By David Hill - 10/14/08 04:24 PM EDT
Public polls — Gallup, Pew, The New York Times and so forth — are letting us down when it comes to documenting the role that Obama’s race plays in this election. It is as if a once-in-a-lifetime asteroid were hurtling toward Earth and NASA went out to Target and bought a cheap student telescope to observe the event. The public polls can and should do more.
A CBS poll, conducted last July, is the most admirable and straightforward effort I have seen. It approached the issue of voting for a black presidential candidate both obliquely and directly. In response to a direct question, 6 percent of Americans said they would not vote for a presidential candidate who is black. An ironic racial cross-tab revealed that more blacks than whites expressed this prejudice. Six percent of blacks versus just 5 percent of whites said they can’t vote for a black candidate.
Obliquely, the CBS pollsters probed about prejudices of “most people you know” and whether “America is ready to elect a black president.” These questions were well-done, showing the potential for prejudice beyond directly reported bias. The poll also explored the topic through projection of the anticipated biases of a black president. Thirteen percent of whites said that a President Obama administration is likely to favor blacks over whites in policymaking.
An Associated Press survey went about the task in an indirect or inferential manner. It asked, for example, “How much do you like or dislike each of the following [racial] groups?” Presumably, the 8 percent that said they dislike blacks are unlikely to vote for Obama. In a similar vein, questions were asked about sympathy for blacks, perceived political influence of blacks, and adjectives that might or might not describe blacks. Getting closer to something useful, the AP poll asked whether the fact that Barack Obama would be the first black president affects their voting decision. Overall, one is left with the discomforting feeling that this poll was designed with the intent of maximizing the sense that whites are prejudiced, creating a handicap for the Obama campaign to overcome. The fact that AP’s results disclose white responses to questions about prejudice while not showing blacks’ responses — something that CBS did — is disquieting.

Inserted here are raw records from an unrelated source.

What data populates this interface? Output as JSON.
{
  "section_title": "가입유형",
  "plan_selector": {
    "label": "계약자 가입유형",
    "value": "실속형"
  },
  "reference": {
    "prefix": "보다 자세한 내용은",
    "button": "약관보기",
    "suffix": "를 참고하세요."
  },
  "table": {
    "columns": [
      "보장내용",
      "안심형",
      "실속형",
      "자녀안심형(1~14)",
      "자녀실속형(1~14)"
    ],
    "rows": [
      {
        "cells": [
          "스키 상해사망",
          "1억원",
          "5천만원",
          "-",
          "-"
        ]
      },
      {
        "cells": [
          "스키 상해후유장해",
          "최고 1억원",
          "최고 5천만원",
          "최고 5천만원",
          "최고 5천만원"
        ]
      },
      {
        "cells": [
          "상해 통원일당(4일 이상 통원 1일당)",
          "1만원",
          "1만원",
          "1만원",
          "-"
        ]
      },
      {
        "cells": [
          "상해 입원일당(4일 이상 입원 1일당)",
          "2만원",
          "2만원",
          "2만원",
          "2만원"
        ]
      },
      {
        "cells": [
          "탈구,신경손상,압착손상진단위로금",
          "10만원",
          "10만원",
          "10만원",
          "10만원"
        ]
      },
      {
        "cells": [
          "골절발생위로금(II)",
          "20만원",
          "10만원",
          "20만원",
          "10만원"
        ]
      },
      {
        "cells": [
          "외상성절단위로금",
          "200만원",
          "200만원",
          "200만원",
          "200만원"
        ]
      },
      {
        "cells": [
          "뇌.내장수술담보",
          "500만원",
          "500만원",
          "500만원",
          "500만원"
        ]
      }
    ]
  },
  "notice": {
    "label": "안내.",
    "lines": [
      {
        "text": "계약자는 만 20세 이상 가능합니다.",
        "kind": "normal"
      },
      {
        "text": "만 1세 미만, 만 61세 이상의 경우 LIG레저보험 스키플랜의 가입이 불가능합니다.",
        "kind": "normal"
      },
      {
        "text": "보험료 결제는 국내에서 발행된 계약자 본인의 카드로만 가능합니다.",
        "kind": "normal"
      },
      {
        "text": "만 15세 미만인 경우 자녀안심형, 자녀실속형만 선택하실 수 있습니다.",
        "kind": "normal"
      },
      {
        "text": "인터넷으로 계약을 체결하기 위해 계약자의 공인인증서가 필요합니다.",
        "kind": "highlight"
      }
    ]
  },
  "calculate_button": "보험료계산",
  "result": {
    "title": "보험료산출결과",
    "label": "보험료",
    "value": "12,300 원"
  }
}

Neither of these polls gets into topics that real voters are discussing. For example, no one is asking about Obama’s perceived race. Is he simply “black,” or is he multiracial? During the primaries, when some blacks clung to Hillary Clinton, blacks themselves discussed whether Obama was genuinely black. The white-mother issue seemed a handicap. Presumably, the Obama campaign thinks that having a white mother might open up some whites to voting for him. In an Obama “paid advertisement” video that runs continuously on the Dish Network, the white mother and grandfather are heavily emphasized.
There is another element of race that also deserves exploration if we really want to understand how all this works. Through the decades, I have often heard that whites are attracted to “good blacks” who seem to share some “white values” and will be effective in handling “the element” in a manner that a white leader never could. This was one explanation for the rise of early black political figures like former cop Tom Bradley, who became mayor of Los Angeles and a Democrat nominee for governor. Is this phenomenon in play as it relates to Obama? Is he a “safe black” because he seems so passive and pleasant and has a white mother?
Admittedly, there are potentially unpleasant issues here, as in the study of eugenics or why blacks might be better suited to some athletic pursuits than whites. But for the sake of social science and history, let’s get busy and understand what is going through the minds of American voters at this important moment.
Hill is director of Hill Research Consultants, a Texas-based firm that has polled for GOP candidates and causes since 1988.